Monday, June 6, 2016

My Sunday Rock and Roll Run

This past Sunday my dad ran the Rock and Roll half marathon and I ran the full. My dad is 65 he ran his first full marathon at the age of 60 with a time of 4:30. That's amazing don't you think. I do I am so proud of him. This year he ran the half and he did really well 2:10. I am so proud of him. The weather was amazing. You know perfect running weather . The race started at 6:15 am. SO early but I picked up my dad at 5am and we made it right on time. I ran alone and I thought if I could run around 4 hour marathon I would be pleased . I honestly just wanted to have a good run. I ran a 4:12. I was happy with that. The best part was seeing my dad as I crossed the finish line yelling G. Then I yelled HEY DAD as loud as I heard and he heard me. That was an awesome feeling. The Rock and Roll did a great job putting on the race. It was amazing with the music and costumes and the energy was beautiful running magic. 


Thursday, June 2, 2016

Western States training camp day 1

Day 1. Day of of camp was the hardest day for me. The run was a scheduled 32 miles with 3 water stations about 8 miles apart. We woke up really early because we really were not sure how many people would show up and how much parking there was. The run started at 8 am we arrived at 6:30 am. There was so much excitement in the air as we all stood together and listened to the directions and information we needed to know for the run ahead. My pacer Julianne won a north face Western states Jacket early in the morning and I knew that was sign that we where going to have a great time. The run started in the snow and at Robinson Flat. A huge part of me could barely believe I was there. A bigger part still can't believe I will be running this race in 20 days. The three of us stayed together and Julianne led the pack then Becca and then me. This was the hardest day for me. I was doing well until mile 16 then I got really hungry and I threw up. I just kept fallowing along and making progress. 

I had a great time but I just felt kinda sick. I did not have breakfast just banana and I figured out that I need a full breakfast. The trail was so so beautiful. I have not smelled or seen that type of beauty before. The pine trees stood high and the sky had levels of blue. The air was so clean I felt like where running in fairy land. We talked about life and kids and love and God. We laughed and I just felt like my heart was going to burst with happiness because it was just so beautiful. I did get my butt kicked. This was not easy for me and that's OK. I did to and I felt OK.
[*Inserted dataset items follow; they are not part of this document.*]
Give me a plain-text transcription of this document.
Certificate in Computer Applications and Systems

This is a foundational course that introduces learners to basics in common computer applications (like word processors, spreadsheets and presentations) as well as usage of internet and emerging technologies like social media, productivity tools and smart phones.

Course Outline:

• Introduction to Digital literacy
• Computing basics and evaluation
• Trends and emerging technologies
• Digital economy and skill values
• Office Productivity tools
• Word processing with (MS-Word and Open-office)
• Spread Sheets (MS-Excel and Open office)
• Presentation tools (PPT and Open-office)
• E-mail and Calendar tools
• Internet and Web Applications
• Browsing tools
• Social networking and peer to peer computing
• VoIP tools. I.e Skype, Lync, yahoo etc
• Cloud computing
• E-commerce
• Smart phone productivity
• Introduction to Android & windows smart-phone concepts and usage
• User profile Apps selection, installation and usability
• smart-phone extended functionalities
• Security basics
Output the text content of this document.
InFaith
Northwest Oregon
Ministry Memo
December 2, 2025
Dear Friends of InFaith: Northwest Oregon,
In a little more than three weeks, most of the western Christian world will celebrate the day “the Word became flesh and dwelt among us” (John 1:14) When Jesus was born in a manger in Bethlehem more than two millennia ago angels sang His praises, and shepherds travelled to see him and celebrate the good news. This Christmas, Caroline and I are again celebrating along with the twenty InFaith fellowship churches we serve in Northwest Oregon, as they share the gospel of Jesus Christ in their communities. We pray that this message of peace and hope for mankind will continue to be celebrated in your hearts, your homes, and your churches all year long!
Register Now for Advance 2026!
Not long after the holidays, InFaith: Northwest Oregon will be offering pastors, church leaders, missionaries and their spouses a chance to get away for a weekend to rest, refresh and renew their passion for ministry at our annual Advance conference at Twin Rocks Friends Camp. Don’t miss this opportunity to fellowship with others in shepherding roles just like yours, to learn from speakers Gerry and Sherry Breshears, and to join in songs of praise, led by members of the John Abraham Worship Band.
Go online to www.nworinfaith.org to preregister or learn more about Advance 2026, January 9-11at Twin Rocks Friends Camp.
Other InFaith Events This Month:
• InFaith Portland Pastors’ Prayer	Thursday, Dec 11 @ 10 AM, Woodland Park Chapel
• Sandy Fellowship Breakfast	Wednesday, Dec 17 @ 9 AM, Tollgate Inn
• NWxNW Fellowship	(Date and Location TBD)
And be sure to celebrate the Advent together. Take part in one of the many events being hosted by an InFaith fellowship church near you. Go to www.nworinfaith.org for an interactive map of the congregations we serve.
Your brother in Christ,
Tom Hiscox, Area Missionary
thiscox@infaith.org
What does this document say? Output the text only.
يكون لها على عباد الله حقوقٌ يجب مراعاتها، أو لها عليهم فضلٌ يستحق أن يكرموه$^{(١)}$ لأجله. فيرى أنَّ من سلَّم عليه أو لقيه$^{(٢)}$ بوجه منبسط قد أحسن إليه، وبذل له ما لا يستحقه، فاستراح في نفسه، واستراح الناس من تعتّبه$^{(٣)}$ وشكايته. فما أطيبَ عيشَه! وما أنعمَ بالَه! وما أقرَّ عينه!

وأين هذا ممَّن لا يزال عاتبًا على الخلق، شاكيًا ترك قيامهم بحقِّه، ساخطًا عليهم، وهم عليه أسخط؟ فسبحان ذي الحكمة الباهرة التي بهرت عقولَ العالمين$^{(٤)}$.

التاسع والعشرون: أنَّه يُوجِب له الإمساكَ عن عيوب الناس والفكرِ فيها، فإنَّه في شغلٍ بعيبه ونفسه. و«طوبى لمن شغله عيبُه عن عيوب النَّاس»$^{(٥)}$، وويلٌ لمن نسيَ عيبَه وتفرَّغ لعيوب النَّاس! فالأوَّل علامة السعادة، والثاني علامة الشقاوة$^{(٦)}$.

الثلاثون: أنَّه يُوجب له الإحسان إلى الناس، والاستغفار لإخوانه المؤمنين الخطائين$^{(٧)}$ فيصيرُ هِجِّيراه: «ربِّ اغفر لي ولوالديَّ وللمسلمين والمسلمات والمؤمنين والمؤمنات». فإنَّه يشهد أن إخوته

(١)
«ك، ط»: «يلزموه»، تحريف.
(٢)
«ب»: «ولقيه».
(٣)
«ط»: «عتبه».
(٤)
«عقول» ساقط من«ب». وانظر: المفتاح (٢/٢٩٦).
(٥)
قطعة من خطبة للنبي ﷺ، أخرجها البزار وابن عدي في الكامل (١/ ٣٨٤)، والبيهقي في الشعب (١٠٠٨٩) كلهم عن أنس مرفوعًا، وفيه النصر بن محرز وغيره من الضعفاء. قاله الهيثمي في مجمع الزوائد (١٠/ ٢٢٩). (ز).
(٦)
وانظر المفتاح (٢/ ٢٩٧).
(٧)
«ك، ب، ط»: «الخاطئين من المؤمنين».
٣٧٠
I was so happy to be done because I was starving..We crossed rivers and saw waterfalls. The actual trail is epic. That's why it Western States right !! I felt like we where on a very cool running adventure the entire time. I think it took us like 7 hours to run 32 miles. The hills went seriously up or seriously down. My legs where burning but I would be lying if I did not say I love that part.  I was relieved to see that I lived through day 1. The actual training run was really put together nicely. They had aid station and the course was really well marked. I love that. The people where all really sweet and friendly too.